"No lado de cima do Equador, o solstício de inverno é o dia com a noite mais longa do ano"
Natal é festa de confraternização cristã. Embora agnóstico, não sou bitolado: valorizo algumas tradições sociais, de modo que, quando convidado para uma ceia natalina, compareço. Da última vez, porém, na casa de um amigo, tive aborrecimentos. Pois, logo que cheguei, um dos presentes – católico praticante e litigante – abordou-me: "Ei você! O que veio comemorar aqui?". Enquanto a empadinha descia arestosa, respostei: "O solstício de inverno do hemisfério norte". O sujeito fez cara de desentendido. Então, expliquei sucintamente.
No lado de cima do Equador, o solstício de inverno é o dia com a noite mais longa do ano. Dá-se em 21 ou 22 de dezembro (25 na Roma antiga, por convenção). Depois desta data, o período noturno encurta-se paulatinamente até 21 de junho. Ora, o pensamento mágico, que vê propósito em tudo, também interpreta tal fenômeno como resultado de ações intencionais: é a luz "vencendo" a escuridão; o Sol "derrotando" a treva. Por isso que esta data era comemorada pelos pagãos – enfatizei "pagãos" arregalando os olhos – que tinham, em seu panteon, uma divindade associada ao Sol. Como, por exemplo, Mitra: o deus persa da luz.
Aliás – continuei –, o mitraísmo, religião mais antiga que o cristianismo, difundiu-se amplamente no exército do império romano tardio. E diga-se, a bem da verdade, que, nessa época, 25 de dezembro era quando se festejava o nascimento do "menino Mitra".
Ao ouvir isso, um senhor idoso, pai do anfitrião, deu uma risada.

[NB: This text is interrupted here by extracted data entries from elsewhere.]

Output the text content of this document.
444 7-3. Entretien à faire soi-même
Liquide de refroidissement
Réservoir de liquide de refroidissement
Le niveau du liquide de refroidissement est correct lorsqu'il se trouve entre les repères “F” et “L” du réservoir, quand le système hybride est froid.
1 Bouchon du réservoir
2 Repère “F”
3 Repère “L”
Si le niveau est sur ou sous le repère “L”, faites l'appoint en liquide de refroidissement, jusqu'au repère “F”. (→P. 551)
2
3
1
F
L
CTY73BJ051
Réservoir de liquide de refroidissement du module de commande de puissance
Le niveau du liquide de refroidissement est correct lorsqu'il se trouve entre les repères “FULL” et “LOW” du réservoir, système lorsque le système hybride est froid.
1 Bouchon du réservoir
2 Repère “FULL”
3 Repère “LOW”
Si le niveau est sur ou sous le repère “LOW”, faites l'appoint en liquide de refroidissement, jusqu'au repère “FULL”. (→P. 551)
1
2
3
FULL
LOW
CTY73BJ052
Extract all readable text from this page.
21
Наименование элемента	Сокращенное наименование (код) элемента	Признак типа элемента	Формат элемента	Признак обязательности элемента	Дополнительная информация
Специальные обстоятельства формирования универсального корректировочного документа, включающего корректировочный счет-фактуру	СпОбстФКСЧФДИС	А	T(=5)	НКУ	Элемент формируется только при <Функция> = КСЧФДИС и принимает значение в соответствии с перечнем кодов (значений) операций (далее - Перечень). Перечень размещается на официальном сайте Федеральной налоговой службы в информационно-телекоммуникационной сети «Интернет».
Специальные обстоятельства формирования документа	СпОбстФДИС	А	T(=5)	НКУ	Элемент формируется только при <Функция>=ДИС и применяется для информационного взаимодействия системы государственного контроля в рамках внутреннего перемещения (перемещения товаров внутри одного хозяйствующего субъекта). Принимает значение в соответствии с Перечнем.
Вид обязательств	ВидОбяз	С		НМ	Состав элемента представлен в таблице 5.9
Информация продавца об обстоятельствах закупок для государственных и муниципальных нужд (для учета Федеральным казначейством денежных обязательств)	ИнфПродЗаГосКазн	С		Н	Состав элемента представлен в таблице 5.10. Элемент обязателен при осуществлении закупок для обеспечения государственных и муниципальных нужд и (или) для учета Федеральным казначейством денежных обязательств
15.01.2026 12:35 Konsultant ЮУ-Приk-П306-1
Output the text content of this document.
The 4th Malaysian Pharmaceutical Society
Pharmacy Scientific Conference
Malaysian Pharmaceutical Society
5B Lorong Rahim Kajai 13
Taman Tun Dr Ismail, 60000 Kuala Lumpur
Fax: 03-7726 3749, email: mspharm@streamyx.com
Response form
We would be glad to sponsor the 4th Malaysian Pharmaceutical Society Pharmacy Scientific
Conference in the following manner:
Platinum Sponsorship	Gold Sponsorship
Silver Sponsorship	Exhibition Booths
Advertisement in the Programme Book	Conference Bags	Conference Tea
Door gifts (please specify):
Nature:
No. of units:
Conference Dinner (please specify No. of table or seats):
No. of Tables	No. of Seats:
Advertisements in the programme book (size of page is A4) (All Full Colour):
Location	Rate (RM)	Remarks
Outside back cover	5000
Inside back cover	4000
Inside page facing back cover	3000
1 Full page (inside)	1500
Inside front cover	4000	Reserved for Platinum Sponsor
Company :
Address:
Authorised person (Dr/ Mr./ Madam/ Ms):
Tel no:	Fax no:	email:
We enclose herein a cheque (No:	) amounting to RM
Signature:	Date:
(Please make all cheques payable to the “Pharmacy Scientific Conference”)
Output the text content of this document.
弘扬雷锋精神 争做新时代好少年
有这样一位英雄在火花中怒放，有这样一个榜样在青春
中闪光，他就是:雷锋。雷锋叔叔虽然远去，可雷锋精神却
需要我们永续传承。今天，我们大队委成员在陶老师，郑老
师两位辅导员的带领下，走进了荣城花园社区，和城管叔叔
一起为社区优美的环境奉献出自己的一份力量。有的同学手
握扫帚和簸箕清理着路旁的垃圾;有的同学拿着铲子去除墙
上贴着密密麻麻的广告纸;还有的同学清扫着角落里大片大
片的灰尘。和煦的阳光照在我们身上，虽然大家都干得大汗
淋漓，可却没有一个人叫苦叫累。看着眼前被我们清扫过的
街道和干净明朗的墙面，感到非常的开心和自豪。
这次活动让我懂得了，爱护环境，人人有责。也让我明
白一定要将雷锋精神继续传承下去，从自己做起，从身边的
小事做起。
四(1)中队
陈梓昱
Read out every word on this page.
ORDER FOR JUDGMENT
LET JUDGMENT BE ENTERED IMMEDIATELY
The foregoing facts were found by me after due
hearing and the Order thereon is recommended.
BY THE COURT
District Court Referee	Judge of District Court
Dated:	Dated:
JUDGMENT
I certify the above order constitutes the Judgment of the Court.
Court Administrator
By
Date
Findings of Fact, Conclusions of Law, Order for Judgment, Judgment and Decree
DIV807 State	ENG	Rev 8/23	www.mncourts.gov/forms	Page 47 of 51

Empolgado com a aprovação sátira, e turbinado com a primeira dose de uísque, falei de outra semelhança entre Mitra e Cristo: ambos, antes de ascenderem ao Céu com corpo e alma, cearam pão e vinho com seus seguidores próximos.
"Quer dizer" – perguntou-me o velho, tentando incendiar o circo – "que o catolicismo é um sincretismo?". Concordei, lembrando que outras seitas populares na Roma dos césares também contribuíram para sua formação. Caso do culto a Ísis (essa divindade egípcia, esposa de Osíris e mãe de Hórus, assim como a Virgem Maria era chamada de "Mãe de Deus").
Sobre o natal do cristianismo – prossegui –, somente no século IV o Estado romano o pôs no lugar do festival mitraico, ocasião em que houve, por parte de muitos cristãos – que só celebravam o martírio, ressurreição e assunção de Jesus –, resistência a essa intromissão pagã. (Quando os padres de Roma, sob pressão do Imperador, consagraram o dia do solstício como data de nascimento do Filho do Homem, o clero armênio esconjurou-os como idólatras. Demais, até hoje existem seitas cristãs – Testemunhas de Jeová e Adventistas – que não consideram esta data.)
Observando as maneiras ébrias do ex-litigante – e a cara de bacante de uma mulher –, lembrei-me de que, na antiga Grécia, as orgias dedicadas a Dionísio (a comunhão extática com esta divindade era estabelecida por meio da intoxicação etílica) também se realizavam por volta do solstício de inverno. Ia lhe perguntar se era a Baco que ele estava louvando, porém me detive: dei-me conta de ter já exagerado na vingança.
Em vez disso, para contemporizar, ergui meu copo e discursei: "Mas o que importa é o sentido do mito: a esperança de mais luz, de um meio-dia sem sombras e" – arrastando a fogueira para a minha batata – "da vitória final do iluminismo." Todos sorriram e, para não estragar ainda mais a noite, concordaram.
Fomos, enfim, chamados para a mesa: peru, pernil de porco, saladas finas, panettone, figos, ambrosia e outros acepipes.
Quando estava me servindo, o velho, após outra risadinha, altissonou a voz: "De acordo com o calendário juliano outrora usado em Woolsthorpe, na Inglaterra, a data de aniversário de Isaac Newton é 25 de dezembro." – E arrematou: "Então, feliz Newtal a todos!". Brindamos, e com olhar de pueril leveza, confidenciou-me: "Sou ateu!".